AFRICA

EAST AFRICA: Moves to harmonise higher education
The East African Community's five member countries have inched closer to harmonising and standardising their university education systems, potentially boosting student access and mobility. But the improvements will require major changes to individual countries' education systems.The Inter-University Council of East Africa Bill was recently published and introduced to the region's legislative assembly. Among other things the bill seeks to allow thousands of university students to move freely across the bloc's institutions via a credit transfer arrangement. The bill will also push universities to review degree classification criteria to meet regional standards, as it strives to harmonise university education in the region.
MPs in the legislative assembly, where the bill is currently being debated, have welcomed the latest move, saying the bill will boost the quality of learning and improve dwindling access in individual countries.
"This bill will greatly transform how higher education is managed in the EAC as countries move to integration," said legislative assembly member Gervase Akhaabi at a conference in Nairobi last week attended by representatives from the five East African Community countries: Burundi, Kenya, Rwanda, Tanzania and Uganda.
"Most MPs are in support of the bill and we hope it will soon be enacted to transform university education," said Akhaabi.
Kenya, for example, is grappling with a university admissions crisis that has seen at least 40,000 qualified students denied access to higher education annually due to shortage of spaces in the seven public universities. Other countries are also battling access issues.
Enactment of the bill means that it will be possible for a Tanzanian student, for example, to enrol at the University of Dar es Salaam for a degree but graduate at Kenya's University of Nairobi under a credit accumulation and transfer system.
But the bill will mean major changes to individual countries' education systems. For example, Kenyan universities will be forced to raise their cut-off point for a first class degree to 75% (up from 70% currently), to level classification with Tanzania and Uganda, whose students have to score 80% to gain university entry; while those two nations will have to reduce their points. A pass will be graded at 50%.
The bill aims to achieve a unified university education system in the region, an objective that flopped with the 1977 collapse of the East African Community, a bloc that was revived recently. EAC countries have already set in motion an integration process that saw them sign a Common Market Protocol in July, allowing free access of labour and goods across the region.
The Inter-University Council of East Africa, or IUCEA, which is pushing for the harmonisation of higher education systems, says the first courses to be levelled are medicine, agriculture, engineering and basic sciences, whose curricula have already been finalised.
Professor Chacha Nyaigotti-Chacha, executive secretary of the IUCEA, recently told reporters that the harmonisation process should be able to look beyond undergraduate studies.
"Our masters and PhD programmes are not harmonised. You find that in some universities a student may take 10 years to complete PhD studies, while in others they take four years. We need to look at the duration that one should take in postgraduate studies," Nyaigotti-Chacha said.
In a related move, newly-established medical institutions will have to be approved by regional regulatory bodies. These universities will now have to adhere to a set of standards developed by regulatory and professional bodies from East Africa.

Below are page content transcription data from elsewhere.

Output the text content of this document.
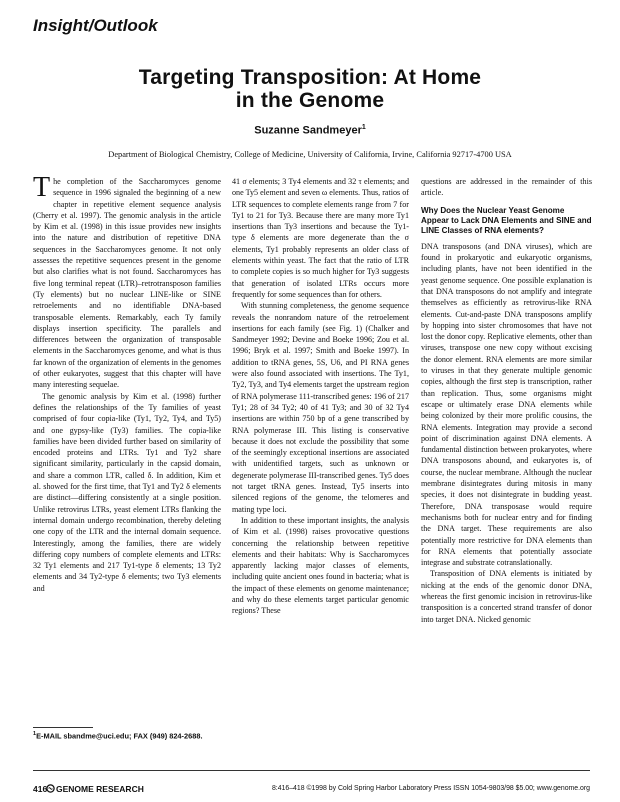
Insight/Outlook
Targeting Transposition: At Home
in the Genome
Suzanne Sandmeyer$^1$
Department of Biological Chemistry, College of Medicine, University of California, Irvine, California 92717-4700 USA

The completion of the Saccharomyces genome sequence in 1996 signaled the beginning of a new chapter in repetitive element sequence analysis (Cherry et al. 1997). The genomic analysis in the article by Kim et al. (1998) in this issue provides new insights into the nature and distribution of repetitive DNA sequences in the Saccharomyces genome. It not only assesses the repetitive sequences present in the genome but also clarifies what is not found. Saccharomyces has five long terminal repeat (LTR)–retrotransposon families (Ty elements) but no nuclear LINE-like or SINE retroelements and no identifiable DNA-based transposable elements. Remarkably, each Ty family displays insertion specificity. The parallels and differences between the organization of transposable elements in the Saccharomyces genome, and what is thus far known of the organization of elements in the genomes of other eukaryotes, suggest that this chapter will have many interesting sequelae.

The genomic analysis by Kim et al. (1998) further defines the relationships of the Ty families of yeast comprised of four copia-like (Ty1, Ty2, Ty4, and Ty5) and one gypsy-like (Ty3) families. The copia-like families have been divided further based on similarity of encoded proteins and LTRs. Ty1 and Ty2 share significant similarity, particularly in the capsid domain, and share a common LTR, called δ. In addition, Kim et al. showed for the first time, that Ty1 and Ty2 δ elements are distinct—differing consistently at a single position. Unlike retrovirus LTRs, yeast element LTRs flanking the internal domain undergo recombination, thereby deleting one copy of the LTR and the internal domain sequence. Interestingly, among the families, there are widely differing copy numbers of complete elements and LTRs: 32 Ty1 elements and 217 Ty1-type δ elements; 13 Ty2 elements and 34 Ty2-type δ elements; two Ty3 elements and

41 σ elements; 3 Ty4 elements and 32 τ elements; and one Ty5 element and seven ω elements. Thus, ratios of LTR sequences to complete elements range from 7 for Ty1 to 21 for Ty3. Because there are many more Ty1 insertions than Ty3 insertions and because the Ty1-type δ elements are more degenerate than the σ elements, Ty1 probably represents an older class of elements within yeast. The fact that the ratio of LTR to complete copies is so much higher for Ty3 suggests that generation of isolated LTRs occurs more frequently for some sequences than for others.

With stunning completeness, the genome sequence reveals the nonrandom nature of the retroelement insertions for each family (see Fig. 1) (Chalker and Sandmeyer 1992; Devine and Boeke 1996; Zou et al. 1996; Bryk et al. 1997; Smith and Boeke 1997). In addition to tRNA genes, 5S, U6, and PI RNA genes were also found associated with insertions. The Ty1, Ty2, Ty3, and Ty4 elements target the upstream region of RNA polymerase 111-transcribed genes: 196 of 217 Ty1; 28 of 34 Ty2; 40 of 41 Ty3; and 30 of 32 Ty4 insertions are within 750 bp of a gene transcribed by RNA polymerase III. This listing is conservative because it does not exclude the possibility that some of the seemingly exceptional insertions are associated with unidentified targets, such as unknown or degenerate polymerase III-transcribed genes. Ty5 does not target tRNA genes. Instead, Ty5 inserts into silenced regions of the genome, the telomeres and mating type loci.

In addition to these important insights, the analysis of Kim et al. (1998) raises provocative questions concerning the relationship between repetitive elements and their habitats: Why is Saccharomyces apparently lacking major classes of elements, including quite ancient ones found in bacteria; what is the impact of these elements on genome maintenance; and why do these elements target particular genomic regions? These

questions are addressed in the remainder of this article.

Why Does the Nuclear Yeast Genome Appear to Lack DNA Elements and SINE and LINE Classes of RNA elements?

DNA transposons (and DNA viruses), which are found in prokaryotic and eukaryotic organisms, including plants, have not been identified in the yeast genome sequence. One possible explanation is that DNA transposons do not amplify and integrate themselves as efficiently as retrovirus-like RNA elements. Cut-and-paste DNA transposons amplify by hopping into sister chromosomes that have not lost the donor copy. Replicative elements, other than viruses, transpose one new copy without excising the donor element. RNA elements are more similar to viruses in that they generate multiple genomic copies, although the first step is transcription, rather than replication. Thus, some organisms might escape or ultimately erase DNA elements while being colonized by their more prolific cousins, the RNA elements. Integration may provide a second point of discrimination against DNA elements. A fundamental distinction between prokaryotes, where DNA transposons abound, and eukaryotes is, of course, the nuclear membrane. Although the nuclear membrane disintegrates during mitosis in many species, it does not disintegrate in budding yeast. Therefore, DNA transposase would require mechanisms both for nuclear entry and for finding the DNA target. These requirements are also potentially more restrictive for DNA elements than for RNA elements that potentially associate integrase and substrate cotranslationally.

Transposition of DNA elements is initiated by nicking at the ends of the genomic donor DNA, whereas the first genomic incision in retrovirus-like transposition is a concerted strand transfer of donor into target DNA. Nicked genomic

$^1$E-MAIL sbandme@uci.edu; FAX (949) 824-2688.
416 GENOME RESEARCH	8:416–418 ©1998 by Cold Spring Harbor Laboratory Press ISSN 1054-9803/98 $5.00; www.genome.org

Harmonising university education in the region will also mean standardisation. Teaching staff from one country will be able to work at any university in the region.
The governments of Kenya, Tanzania and Uganda fostered the establishment of the present day IUCEA in 1980, with the objective of facilitating contact between the universities of East Africa, providing a forum for discussion on a range of academic and other matters relating to higher education, and helping maintain high and comparable academic standards.
But the system could increase the cost pressures on universities, as more expensive institutions may ultimately find themselves with fewer students as students opt for cheaper alternatives in one of the five member countries. Education experts have warned this will increase competition for students, prompting some universities to charge lower fees.
"The credit accumulation and transfer system will however create a situation where universities - because of a need to stay afloat financially - will scramble for students in the region, potentially lowering education standards in East Africa," said Professor Crispus Kiamba, Kenya's Permanent Secretary for Science and Technology.
"Currently, there is a perception that more students from Kenya seek higher education in Uganda and Tanzania compared to those who come to Kenya from Uganda and Tanzania," said Kiamba. He said the reason given is that the high value of the Kenyan Shilling has priced Kenyan higher education out of the market.
While university education in East Africa has grown rapidly in the past 20 years many challenges have impeded the provision of quality higher education: insufficient human capacity, inadequate funding, and lack of standards and mechanisms to regulate the quality of e-learning and cross-border education.
The planned reforms come at a time when the higher education sectors in the EAC are facing a credibility crisis, with the quality of learning said to be crumbling.
The Tanzania Commission for Universities, the agency charged with regulating university education, and its counterpart in Kenya have both complained to universities about their postgraduate degree numbers and choices.
The IUCEA has issued new quality guidelines to be adopted by higher education regulators in Kenya, Tanzania and Uganda. The guidelines will be used as criteria for institutions achieving university status, ensuring students leave campuses with skills that can help them compete for jobs anywhere in the region and beyond.